Das Lebenspartnerschaftsgesetz soll homosexuellen Lebensgemeinschaften einen umfassenden rechtlichen Rahmen geben. Eine völlige Gleichstellung mit der Ehe ist allerdings nicht vorgesehen. Die gleichgeschlechtlichen Partner verpflichten sich zu gegenseitiger Fürsorge. Sie können einen gemeinsamen Namen bestimmen und müssen einander Unterhalt leisten. Hat einer der Partner Kinder, darf der andere bei der Erziehung mitentscheiden. Nach dem Tod eines Partners gehört der andere zu den gesetzlichen Erben.

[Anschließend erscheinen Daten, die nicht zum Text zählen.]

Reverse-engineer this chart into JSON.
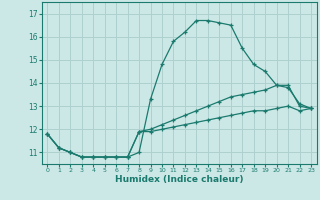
{
  "xlabel": "Humidex (Indice chaleur)",
  "ylabel": "",
  "bg_color": "#cce8e6",
  "grid_color": "#aed0ce",
  "line_color": "#1a7a6e",
  "xlim": [
    -0.5,
    23.5
  ],
  "ylim": [
    10.5,
    17.5
  ],
  "yticks": [
    11,
    12,
    13,
    14,
    15,
    16,
    17
  ],
  "xticks": [
    0,
    1,
    2,
    3,
    4,
    5,
    6,
    7,
    8,
    9,
    10,
    11,
    12,
    13,
    14,
    15,
    16,
    17,
    18,
    19,
    20,
    21,
    22,
    23
  ],
  "series": [
    [
      11.8,
      11.2,
      11.0,
      10.8,
      10.8,
      10.8,
      10.8,
      10.8,
      11.0,
      13.3,
      14.8,
      15.8,
      16.2,
      16.7,
      16.7,
      16.6,
      16.5,
      15.5,
      14.8,
      14.5,
      13.9,
      13.8,
      13.1,
      12.9
    ],
    [
      11.8,
      11.2,
      11.0,
      10.8,
      10.8,
      10.8,
      10.8,
      10.8,
      11.9,
      12.0,
      12.2,
      12.4,
      12.6,
      12.8,
      13.0,
      13.2,
      13.4,
      13.5,
      13.6,
      13.7,
      13.9,
      13.9,
      13.0,
      12.9
    ],
    [
      11.8,
      11.2,
      11.0,
      10.8,
      10.8,
      10.8,
      10.8,
      10.8,
      11.9,
      11.9,
      12.0,
      12.1,
      12.2,
      12.3,
      12.4,
      12.5,
      12.6,
      12.7,
      12.8,
      12.8,
      12.9,
      13.0,
      12.8,
      12.9
    ]
  ]
}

Die rot-grüne Koalition hat das Gesetz im Bundestag verabschiedet. Einige Bestimmungen bedürfen allerdings der Zustimmung des Bundesrates, unter anderem das Steuerrecht. Die Koalition hat diesen Teil in ein Ergänzungsgesetz ausgegliedert. Hauptstreitpunkt mit der Union ist, ob gleichgeschlechtliche Paare steuerlich wie Eheleute behandelt werden sollen. Eine Einigung darüber konnte im Vermittlungsausschuss von Bundestag und Bundesrat noch nicht erzielt werden.

Die Freistaaten Bayern, Sachsen und Thüringen haben vor dem Bundesverfassungsgericht gegen das Gesetzes geklagt. Bayern und Sachsen haben außerdem eine Einstweilige Anordnung beantragt, die das geplante Inkrafttreten des Gesetzes am 1. August verhindern soll. Die Kläger argumentieren, dass das Gesetz gleichgeschlechtliche Paare praktisch mit Eheleuten gleichstellt. Dadurch werde der in der Verfassung garantierte besondere Schutz von Ehe und Familie verletzt.

Außerdem werfen die Länder dem Bund vor, ihre Mitwirkungsrechte zu umgehen, in dem eine einheitliche Rechtsmaterie in einen zustimmungspflichtigen und einen zustimmungsfreien Teil zerrissen werde. Über die Einstweilige Anordnung entscheidet Karlsruhe voraussichtlich am 18. Juli. Ein Urteil in der Hauptsache wird erst für das kommende Jahr erwartet.